Podría poner fin a las guerras si quisiera?
«Podemos decir con certeza que tiene un peso crítico como proveedor de bienes intermedios, industriales y de divisas. Pero eso no significa automáticamente que vaya a utilizar esa influencia económica para poner fin a los conflictos», explica Esteban.
La razón es simple: una presión excesiva podría causar que el efecto opuesto y empujar al otro actor a responder de manera más agresiva para compensar el costo. En el caso de Rusia, su capacidad nuclear altera completamente el equilibrio y aumenta el riesgo de una escalada.
Xi Jinping, durante uno de los encuentros con Putin
China tiene un poderosa palanca económicapero prefiere moverlo con cautela. “Para Beijing tiene más sentido ejercer presión sutil. Lo vemos con Irán: tiene un interés enorme en que el estrecho de Ormuz permanezca abierto, pero no quiere proyectarse como una potencia que coacciona, sino como un actor que respeta la soberanía de otros países”, añade.
Sus relaciones, basadas en préstamos y exportaciones, lo sitúan en el centro del mapa. Pero, al mismo tiempo, lo comprometen: intervenir directamente en Ucrania o Irán iría en contra de sus propios intereses, según los expertos. Es el árbitro que no pita.
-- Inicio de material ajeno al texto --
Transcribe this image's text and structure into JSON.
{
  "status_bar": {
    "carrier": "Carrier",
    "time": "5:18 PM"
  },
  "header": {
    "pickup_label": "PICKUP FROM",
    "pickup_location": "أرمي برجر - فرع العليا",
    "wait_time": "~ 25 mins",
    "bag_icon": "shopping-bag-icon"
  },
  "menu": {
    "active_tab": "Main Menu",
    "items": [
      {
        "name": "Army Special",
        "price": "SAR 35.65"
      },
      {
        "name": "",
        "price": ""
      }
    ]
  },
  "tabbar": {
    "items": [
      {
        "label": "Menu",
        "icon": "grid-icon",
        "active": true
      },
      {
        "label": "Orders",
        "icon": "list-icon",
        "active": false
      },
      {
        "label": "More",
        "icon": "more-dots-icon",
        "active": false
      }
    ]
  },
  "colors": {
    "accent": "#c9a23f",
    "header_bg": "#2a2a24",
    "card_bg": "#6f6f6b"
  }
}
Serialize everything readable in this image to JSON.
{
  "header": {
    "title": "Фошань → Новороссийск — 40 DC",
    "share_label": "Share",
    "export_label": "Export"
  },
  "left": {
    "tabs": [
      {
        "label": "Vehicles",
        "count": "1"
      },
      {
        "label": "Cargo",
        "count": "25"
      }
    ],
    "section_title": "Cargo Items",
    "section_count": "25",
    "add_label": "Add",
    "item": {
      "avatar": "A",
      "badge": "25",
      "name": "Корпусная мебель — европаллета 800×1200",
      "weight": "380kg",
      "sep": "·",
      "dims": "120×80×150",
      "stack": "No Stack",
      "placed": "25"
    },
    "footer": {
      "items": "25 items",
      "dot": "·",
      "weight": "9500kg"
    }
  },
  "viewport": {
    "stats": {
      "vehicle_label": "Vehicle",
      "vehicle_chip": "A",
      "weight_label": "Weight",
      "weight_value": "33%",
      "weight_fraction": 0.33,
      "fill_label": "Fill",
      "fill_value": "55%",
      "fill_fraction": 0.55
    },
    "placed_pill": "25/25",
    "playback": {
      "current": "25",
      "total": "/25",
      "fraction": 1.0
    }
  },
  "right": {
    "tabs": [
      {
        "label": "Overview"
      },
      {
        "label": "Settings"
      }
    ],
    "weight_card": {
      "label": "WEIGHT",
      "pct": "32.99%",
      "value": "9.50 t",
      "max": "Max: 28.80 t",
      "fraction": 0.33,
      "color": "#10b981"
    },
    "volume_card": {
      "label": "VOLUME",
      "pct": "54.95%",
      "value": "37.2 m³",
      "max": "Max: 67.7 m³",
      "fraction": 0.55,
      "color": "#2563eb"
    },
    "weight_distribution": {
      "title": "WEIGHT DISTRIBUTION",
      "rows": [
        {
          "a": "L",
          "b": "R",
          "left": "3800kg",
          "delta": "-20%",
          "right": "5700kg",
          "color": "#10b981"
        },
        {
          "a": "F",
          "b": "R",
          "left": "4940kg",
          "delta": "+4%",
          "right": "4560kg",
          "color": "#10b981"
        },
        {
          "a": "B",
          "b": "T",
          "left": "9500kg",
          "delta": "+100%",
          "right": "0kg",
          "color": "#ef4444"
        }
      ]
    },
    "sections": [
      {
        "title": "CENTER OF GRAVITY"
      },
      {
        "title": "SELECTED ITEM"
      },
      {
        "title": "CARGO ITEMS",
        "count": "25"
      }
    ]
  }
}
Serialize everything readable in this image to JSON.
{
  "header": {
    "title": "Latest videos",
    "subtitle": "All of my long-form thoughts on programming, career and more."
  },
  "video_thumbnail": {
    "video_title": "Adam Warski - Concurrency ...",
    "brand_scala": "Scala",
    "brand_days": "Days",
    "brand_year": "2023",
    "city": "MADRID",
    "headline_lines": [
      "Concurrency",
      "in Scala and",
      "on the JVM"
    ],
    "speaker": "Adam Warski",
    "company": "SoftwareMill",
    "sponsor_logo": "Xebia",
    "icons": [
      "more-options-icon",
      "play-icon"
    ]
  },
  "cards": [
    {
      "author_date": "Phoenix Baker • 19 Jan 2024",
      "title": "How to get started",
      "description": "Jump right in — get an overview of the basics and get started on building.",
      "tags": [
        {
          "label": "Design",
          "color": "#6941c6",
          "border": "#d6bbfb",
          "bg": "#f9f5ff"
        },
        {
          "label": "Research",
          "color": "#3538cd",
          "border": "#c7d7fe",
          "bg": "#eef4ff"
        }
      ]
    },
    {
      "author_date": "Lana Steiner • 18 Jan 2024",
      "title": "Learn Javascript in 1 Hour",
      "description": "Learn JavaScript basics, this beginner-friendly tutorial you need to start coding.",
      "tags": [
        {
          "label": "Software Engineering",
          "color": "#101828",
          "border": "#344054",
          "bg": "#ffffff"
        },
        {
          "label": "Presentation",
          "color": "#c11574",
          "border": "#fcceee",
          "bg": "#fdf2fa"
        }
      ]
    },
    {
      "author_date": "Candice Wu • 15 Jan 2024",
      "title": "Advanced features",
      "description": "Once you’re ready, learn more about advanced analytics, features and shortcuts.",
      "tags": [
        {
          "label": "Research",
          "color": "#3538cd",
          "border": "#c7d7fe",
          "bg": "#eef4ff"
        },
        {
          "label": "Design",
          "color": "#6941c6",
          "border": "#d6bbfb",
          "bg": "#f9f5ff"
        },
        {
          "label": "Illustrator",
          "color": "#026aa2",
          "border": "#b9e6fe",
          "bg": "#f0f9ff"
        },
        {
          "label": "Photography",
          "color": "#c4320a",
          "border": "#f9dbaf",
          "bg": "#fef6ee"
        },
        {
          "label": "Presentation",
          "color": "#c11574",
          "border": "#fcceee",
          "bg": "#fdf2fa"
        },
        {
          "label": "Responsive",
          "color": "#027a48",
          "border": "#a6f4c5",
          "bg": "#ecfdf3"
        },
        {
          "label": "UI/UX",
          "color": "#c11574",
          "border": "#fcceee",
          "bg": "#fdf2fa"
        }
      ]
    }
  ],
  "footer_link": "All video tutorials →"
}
No es casualidad que Xi Jinping insista en que grandes enemigos No se trata necesariamente de países vecinos, sino de problemas como el hambre o la pobreza.
El historiador Peter Frankopan escribió en Las nuevas rutas de la seda que China se levante con una ventaja: mantiene la esperanza y el optimismo sobre lo que le deparará el mañana.
En Occidente, sin embargo, la ansiedad es tan intensa que los países están cada vez más divididos.
Por tanto, la mejor manera de intervenir sería precisamente no hacerlo y dejar que las piezas caigan solas.